The software are not identical and so simply passing your data with the default arguments is not likely to produce identical results. The R function has extensive documentation of its arguments and default values but the Python function provides much less detail and so you may have to consult its source code to be absolutely sure of the cause. However, the parameters affecting estimation include at least the following, depending upon the R algorithm employed and your data (i.e. if the max steps are reached while solving):
Python
R
As you can see, these do not clearly map to each other and this is especially problematic as the Python documentation omits equations needed to directly compare methods for e.g. determining subset size (at least without reading multiple articles).
What I'd recommend is pinpointing when the divergence arises. You said that it's not the centering (although I'd check this manually with pre-centered data). With MCD there appears to be a few possible points of divergence:
Sample selection: the method for determining which observations are used
Weighting: how those observations are weighted
Corrections: finite sample and consistency correction method
Algorithms: instructions passed to solver, method for solving the problem (e.g. "Fast MCD" vs. "DetMcd" in R)

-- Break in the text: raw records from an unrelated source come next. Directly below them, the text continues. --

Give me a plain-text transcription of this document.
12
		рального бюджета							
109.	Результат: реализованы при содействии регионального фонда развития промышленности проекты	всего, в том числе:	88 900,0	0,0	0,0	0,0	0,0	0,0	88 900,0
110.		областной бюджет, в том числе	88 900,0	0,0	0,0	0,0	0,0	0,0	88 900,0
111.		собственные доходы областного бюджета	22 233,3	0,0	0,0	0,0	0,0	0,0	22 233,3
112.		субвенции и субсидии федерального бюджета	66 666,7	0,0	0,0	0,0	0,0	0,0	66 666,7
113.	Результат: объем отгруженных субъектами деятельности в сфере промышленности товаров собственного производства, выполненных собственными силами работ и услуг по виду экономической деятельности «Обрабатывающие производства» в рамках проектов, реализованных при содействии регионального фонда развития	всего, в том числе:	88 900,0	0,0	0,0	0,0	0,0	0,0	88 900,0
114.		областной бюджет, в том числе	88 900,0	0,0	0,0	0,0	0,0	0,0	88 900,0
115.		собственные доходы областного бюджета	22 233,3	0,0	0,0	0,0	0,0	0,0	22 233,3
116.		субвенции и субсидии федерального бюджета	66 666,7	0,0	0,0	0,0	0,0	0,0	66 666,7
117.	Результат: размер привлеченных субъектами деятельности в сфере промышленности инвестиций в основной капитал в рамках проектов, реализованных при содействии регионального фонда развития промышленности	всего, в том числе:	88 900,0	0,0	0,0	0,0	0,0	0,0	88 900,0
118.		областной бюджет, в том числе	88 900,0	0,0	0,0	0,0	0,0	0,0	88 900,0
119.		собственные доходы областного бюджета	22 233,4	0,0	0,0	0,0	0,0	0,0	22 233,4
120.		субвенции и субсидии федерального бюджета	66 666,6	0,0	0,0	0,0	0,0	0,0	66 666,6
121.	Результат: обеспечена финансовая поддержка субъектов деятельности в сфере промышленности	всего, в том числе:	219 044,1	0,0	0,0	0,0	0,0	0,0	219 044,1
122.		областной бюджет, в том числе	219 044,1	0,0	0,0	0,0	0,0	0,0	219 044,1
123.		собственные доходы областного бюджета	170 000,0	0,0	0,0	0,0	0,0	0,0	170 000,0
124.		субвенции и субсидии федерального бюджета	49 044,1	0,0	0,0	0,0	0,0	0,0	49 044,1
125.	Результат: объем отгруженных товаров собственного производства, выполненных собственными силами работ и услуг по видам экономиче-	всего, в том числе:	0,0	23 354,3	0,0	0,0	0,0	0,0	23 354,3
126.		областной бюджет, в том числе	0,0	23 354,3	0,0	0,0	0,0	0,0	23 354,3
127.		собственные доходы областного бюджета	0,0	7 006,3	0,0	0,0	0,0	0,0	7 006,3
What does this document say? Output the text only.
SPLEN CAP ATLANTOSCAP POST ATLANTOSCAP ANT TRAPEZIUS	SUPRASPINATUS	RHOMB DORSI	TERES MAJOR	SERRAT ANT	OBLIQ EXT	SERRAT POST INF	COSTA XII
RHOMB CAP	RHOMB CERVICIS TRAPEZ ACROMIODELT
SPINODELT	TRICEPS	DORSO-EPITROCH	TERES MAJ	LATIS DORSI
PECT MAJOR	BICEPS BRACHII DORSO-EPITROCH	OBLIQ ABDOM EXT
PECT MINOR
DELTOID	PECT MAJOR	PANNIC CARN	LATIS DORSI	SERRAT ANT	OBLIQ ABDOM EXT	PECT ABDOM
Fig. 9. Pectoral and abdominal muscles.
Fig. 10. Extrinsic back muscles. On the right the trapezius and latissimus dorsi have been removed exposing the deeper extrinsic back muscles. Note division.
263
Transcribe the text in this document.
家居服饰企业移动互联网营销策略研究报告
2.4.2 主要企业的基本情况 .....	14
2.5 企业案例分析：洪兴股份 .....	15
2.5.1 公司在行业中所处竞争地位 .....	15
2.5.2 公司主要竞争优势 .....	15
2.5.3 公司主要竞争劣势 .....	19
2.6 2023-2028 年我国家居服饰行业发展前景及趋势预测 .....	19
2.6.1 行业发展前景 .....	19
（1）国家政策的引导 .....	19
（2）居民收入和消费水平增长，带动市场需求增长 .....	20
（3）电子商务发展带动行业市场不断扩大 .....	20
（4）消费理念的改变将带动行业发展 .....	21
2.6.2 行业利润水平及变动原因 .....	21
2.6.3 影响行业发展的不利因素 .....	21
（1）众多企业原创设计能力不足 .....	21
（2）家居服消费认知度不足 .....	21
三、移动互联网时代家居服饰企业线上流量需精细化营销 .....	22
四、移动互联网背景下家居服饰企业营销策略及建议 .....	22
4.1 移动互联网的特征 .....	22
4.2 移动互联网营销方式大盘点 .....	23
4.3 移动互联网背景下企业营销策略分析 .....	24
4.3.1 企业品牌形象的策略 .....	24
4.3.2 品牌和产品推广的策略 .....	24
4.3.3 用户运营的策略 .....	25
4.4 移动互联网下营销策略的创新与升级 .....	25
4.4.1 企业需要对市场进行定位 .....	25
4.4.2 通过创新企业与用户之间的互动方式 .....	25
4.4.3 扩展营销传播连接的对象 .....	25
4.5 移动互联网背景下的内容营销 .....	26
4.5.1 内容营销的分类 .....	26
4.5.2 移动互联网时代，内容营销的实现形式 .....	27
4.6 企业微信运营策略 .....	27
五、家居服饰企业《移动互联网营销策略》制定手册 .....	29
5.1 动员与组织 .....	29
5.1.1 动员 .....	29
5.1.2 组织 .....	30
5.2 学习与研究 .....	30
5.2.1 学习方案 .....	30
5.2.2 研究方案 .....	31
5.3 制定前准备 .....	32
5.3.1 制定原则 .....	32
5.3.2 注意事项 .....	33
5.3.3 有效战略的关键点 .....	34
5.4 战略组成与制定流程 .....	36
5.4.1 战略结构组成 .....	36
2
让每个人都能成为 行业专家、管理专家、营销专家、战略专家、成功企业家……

The easiest starting place is to check the observations used. This is best in R and it looks like it is support in Python. If different observations were used, then you need to look at the number and size of samples checked for differences. If the same observations were used then I'd look at the raw estimates before re-weighting and correction. Python contains this (with raw_location_ and raw_covariance), and you appear able to either directly extract this in R (with raw.center and raw.cov). The R values for these may be post-correction (I doubt it), so you can also use raw.cnp2 to "uncorrect" the estimates if needed. If the estimates match then it's got to be the weighting or corrections.